SMTP tar pit feature for Microsoft Windows Server 2003
Microsoft has released a Microsoft Security Advisory on this issue for IT professionals. The security advisory contains additional security-related information about this issue. To view the security advisory, visit the following Microsoft Web site:
Technical update: May 10, 2005
This article discusses Simple Mail Transfer Protocol (SMTP) "tar pitting." The tar pit feature is an SMTP feature that is available on a computer that is running Microsoft Windows Server 2003 Service Pack 1 (SP1). By default, the tar pit feature is disabled. To use the tar pit feature, an administrator must enable the feature by configuring the TarpitTime registry entry.
What is SMTP tar pitting?Tar pitting is the practice of deliberately inserting a delay into certain SMTP communications that are associated with spam or with other unwanted traffic. To be effective, these kinds of communications typically rely on generating a high volume of traffic. By slowing an SMTP conversation, you can dramatically reduce the rate at which automated spam can be sent or at which a dictionary attack can be conducted. Legitimate traffic may also be slowed by tar pitting.
The tar pit feature is available in Microsoft Windows Server 2003 and in several third-party SMTP servers. The tar pit feature in Windows Server 2003 works by slowing all responses that contain SMTP protocol 5.x.x error codes. An administrator can configure the delay that is introduced by the tar pit feature. For information about how to configure the delay that is introduced by the tar pit feature, see the "How do I enable the tar pit feature?" section.

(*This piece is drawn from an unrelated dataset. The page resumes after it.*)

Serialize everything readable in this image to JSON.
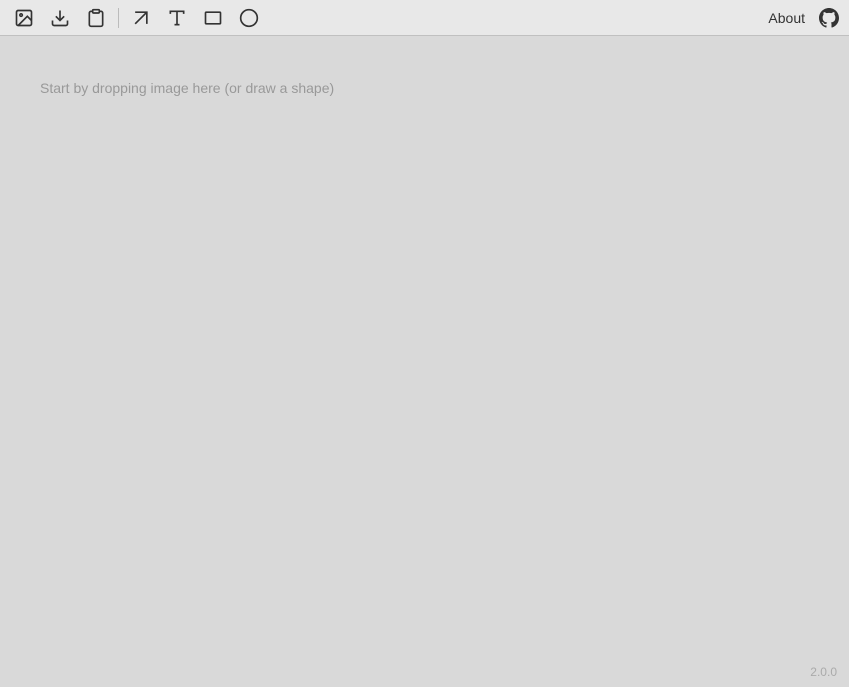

How do I decide if I should enable tar pitting?If you have enabled Microsoft Exchange Server 2003 recipient filtering, you should consider using tar pitting. If you have not enabled recipient filtering, tar pitting is less likely to be of significant benefit for Exchange Server.
If you enable the tar pit feature, you should carefully monitor the performance of your SMTP server. Additionally, you should analyze the traffic patterns on the server to make sure that tar pitting is not disrupting or delaying ordinary traffic.
Tar pitting affects only anonymous SMTP connections. Authenticated sessions are exempt. Therefore, if you regularly exchange lots of SMTP mail with another organization, and you find that tar pitting is affecting that traffic, you can bypass tar pitting for that organization by authenticating SMTP communications.
What is recipient filtering?Recipient filtering is a new feature in Exchange 2003. Recipient filtering lets you filter or reject incoming mail for specifically defined recipients and for any incoming recipient that is not listed in the Active Directory directory service for your organization.
For more information about how to enable and to configure recipient filtering, see Microsoft Exchange Server 2003 online Help.
After you enable the recipient filtering feature, senders cannot send you mail that is destined for invalid recipients or for filtered recipients. Such mail is rejected early in the SMTP conversation before the body of the mail is transmitted.
This behavior generally reduces the processing demand of dealing with invalid mail on your Exchange server. Not only do you not have to accept and store the mail, but you also are not obligated to send a non-delivery report (NDR) for invalid mail because the mail was never accepted.
If you do not use recipient filtering, mail that is sent to invalid e-mail addresses in your Exchange organization is accepted and is processed by your Exchange server. After the Exchange server processes this mail, it must generate and send an NDR for all invalid mail.
Note NDRs can be suppressed in Microsoft Exchange 2000 Server and in Exchange 2003. However, RFC 2821 states that NDRs must be returned for invalid recipients if you accept the e-mail message. For more information about how to configure NDR suppression, see Exchange Server 2003 online Help.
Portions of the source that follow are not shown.